The Gifted School by Bruce Holsinger

Has anybody read this book? I’ve just finished it. It’s set in my town (thinly disguised) . A school for gifted kids is about to open and causes a heated competition among kids and parents to get in which draws out the worst in people. The events are purely fictional but some of the satire is right on target.

I read it. It made for a good story, although none of the main characters (including the kids!) were likable.

It was a fun and interesting read. I think there was a lot of satire as most parents are not this extreme.

Yeah, generally we are more relaxed about everything than people on the coasts :slight_smile: I do think the book could use a few Asian tiger parents for a more realistic picture of the community :slight_smile:

I read and enjoyed it. It reminded me a bit of Little Fires Everywhere, although it was not as deep or masterful. I’d call it an entertaining read.

Interesting to read that it was based on an actual suburb!

I have this on my library’s hold list for my Kindle. The estimated wait time is 20 weeks!

While I get the point of this take, my friends and I felt the bit of Schadenfreude one could feel reading this book was tempered by our experience about a decade ago when our school district hired an expert group to come up with standards for our gifted program. The school was tired of so many privileged parents complaining about their precious kid being excluded from the program. When they hired the consultant the superintendent explained that the purpose was to help parents accept that this wasn’t Lake Woebegone ( where all the children are above average)”.

Sooooo, the official report comes out and the takeaways were 1) in this town of doctors , nuclear physicists and top tier consulting firm employees a huge percentage of the children were indeed well above average and 2) Way too many kids were being excluded from the gifted program. The head of a parent group joking suggested that a stuffed animal crow be given to the superintendent with a note saying “ we aren’t going to make you eat it…”

I loved it. Great read!

Interesting that the report in #6 found that kids were being excluded. In our town, maybe not quite as highly educated, the answer was to recognize that the schools were already doing a good job for most of the kids, gifted or not. And to raise the bar on the gifted program to find the much smaller percentage of highly gifted kids. The goal was to accept kids that scored over 145 on an IQ test, which is two standard deviations above the mean. Even in this highly educated system, this was about 3% of the students.

I just got this from our interlibrary loan after waiting 6 weeks.

An IQ score of 145 (or 148 depending on the test) is actually 3 standard deviations above the mean, assuming a normal distribution and the usual IQ standard deviation of 15 or 16. (iq standard deviation from Wikipedia)
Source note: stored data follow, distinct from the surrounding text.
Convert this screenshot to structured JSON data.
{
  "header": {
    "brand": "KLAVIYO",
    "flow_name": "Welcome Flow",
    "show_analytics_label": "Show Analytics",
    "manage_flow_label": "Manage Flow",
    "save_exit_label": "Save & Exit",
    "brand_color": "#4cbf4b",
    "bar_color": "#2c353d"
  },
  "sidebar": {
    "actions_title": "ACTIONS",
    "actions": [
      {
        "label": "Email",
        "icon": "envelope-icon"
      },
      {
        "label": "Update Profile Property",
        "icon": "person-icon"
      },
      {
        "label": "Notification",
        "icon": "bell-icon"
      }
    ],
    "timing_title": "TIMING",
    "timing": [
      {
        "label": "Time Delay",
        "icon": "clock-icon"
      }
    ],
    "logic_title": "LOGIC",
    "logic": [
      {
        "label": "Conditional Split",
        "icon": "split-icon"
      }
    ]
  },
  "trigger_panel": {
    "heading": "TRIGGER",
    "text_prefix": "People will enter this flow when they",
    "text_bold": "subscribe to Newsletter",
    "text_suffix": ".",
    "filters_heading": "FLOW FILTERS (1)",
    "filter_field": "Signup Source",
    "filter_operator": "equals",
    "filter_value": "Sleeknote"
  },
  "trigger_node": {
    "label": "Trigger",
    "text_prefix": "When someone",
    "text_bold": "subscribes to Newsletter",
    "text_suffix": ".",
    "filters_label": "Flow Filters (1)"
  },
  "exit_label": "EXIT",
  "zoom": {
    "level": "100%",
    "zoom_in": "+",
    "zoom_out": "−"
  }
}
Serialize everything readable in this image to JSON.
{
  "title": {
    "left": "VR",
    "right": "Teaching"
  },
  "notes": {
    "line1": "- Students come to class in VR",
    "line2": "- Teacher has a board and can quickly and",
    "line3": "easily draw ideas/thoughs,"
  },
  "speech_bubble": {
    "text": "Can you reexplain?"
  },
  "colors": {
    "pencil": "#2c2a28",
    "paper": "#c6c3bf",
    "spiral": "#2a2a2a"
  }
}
The expected per cent of students who would be at or above 145 (148) is 0.15%. So 3% of the students is indeed high. There is some evidence that IQ at the high end follows a log-normal distribution rather than a strictly normal distribution. The log-normal distribution predicts a greater percentage of very high scorers. It may be more accurate.

But probably the student population in mom2and’s area is pretty gifted overall. Perhaps the students are averaging 115, so that 145 is 2 standard deviations above the mean relative to the local group (but not relative to the national group).

There is also the Flynn effect–performance on IQ tests keeps rising over time (for students of the same age–so different cohorts at different times). The IQ tests are usually renormed so that the standard deviation remains at 15, and the giftedness of a student is evaluated relative to those in the same age cohort. However, if an old test is given and the old norms are used, there will appear to be many more gifted students.

Ugh! Yes, three is what I was thinking but somehow typed two. But you are also correct that the average here, while perhaps not 115, is higher than 100. The other reason for 3% is that they took students that fell into a confidence interval below 145. Not sure the Flynn effect is meaningful as the WISC keeps getting re-normed about every 10 years to account for this.

My library copy just arrived - looking forward to reading it!